Entry 946, on 2009-02-16 at 22:57:23 (Rating 3, Science)

Recently I have been helping my wife, who is a teacher, prepare a teaching unit for astronomy. Its at a fairly basic introduction level so it doesn't get too advanced and I already had some material on the same subject I had prepared when she was doing teacher training about 15 years ago which I decided to update.

The thing that surprised me is how much astronomy has changed since then. The changes have been obvious but I never really noticed many of them while they occurred during that time but after 15 years the accumulated changes are far more obvious.

So what are some of these changes? Well, when I wrote the material Jupiter only had about 14 known moons and it now has 65. Pluto had no moons and it now has 3. We knew about nine planets then but now we have 8 (because Pluto has been re-assigned as a dwarf planet) but we now know about three more dwarf planets: Haumea, Makemake and Eris, plus Ceres (which was previous thought of as an asteroid) is also classified as one. There are also at least another 10 objects (Orcus, Ixion, Varuna, TX300, UQ513, Quaoar, OR10, UK126, QU182 and Sedna - the names are starting to get weird) which might be classified this way. The solar system is far more confusing!

The most advanced planetary lander was Viking and the most advanced spacecraft was Voyager. Since then two more missions have landed on Mars and other missions have been launched, such as Cassini which has returned amazing photos of Saturn. There was no Hubble Space Telescope then and no advanced digital imaging techniques, so the best photographs we had of space were hugely inferior to what we have today.

And things were even worse in cosmology. The inflation phase of the Big Bang hadn't even been theorised. The age of the Universe was only known approximately. The microwave background anisotropy was unknown. And dark matter and dark energy were either entirely unknown or even more mysterious than they are today (we didn't know or even suspect that the rate of expansion of the Universe was increasing).

So it would be tempting to say that astronomers didn't know what they were talking about back then. This is a common argument used by anti-science groups like creationists and global warming deniers who like to suggest that science was wrong then and could be just as wrong now (about the age of the universe or the warming of the planet for example).

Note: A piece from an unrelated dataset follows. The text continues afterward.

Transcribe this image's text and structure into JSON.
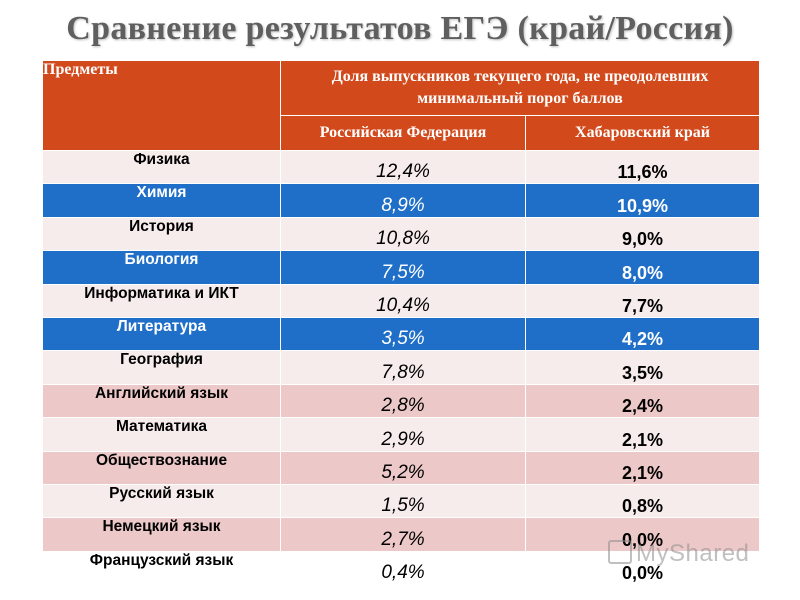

Of course this argument is invalid because the vast majority of older theories were correct and still are. The new discoveries have been more about fine tuning and filling in detail than completely replacing older theories. For example, the Big Bang is still almost universally accepted even though it has been significantly affected by the discovery of inflation and dark energy. The age of the universe has only been modified by 20% at the most and it would need to change by 230000000% for creationism to be right!

So the argument that the way science is always changing shows it can't be trusted isn't a good one. I totally agree that we should always be open to the idea of new theories and information but its still safest to accept the current theories until clear new evidence is presented against them.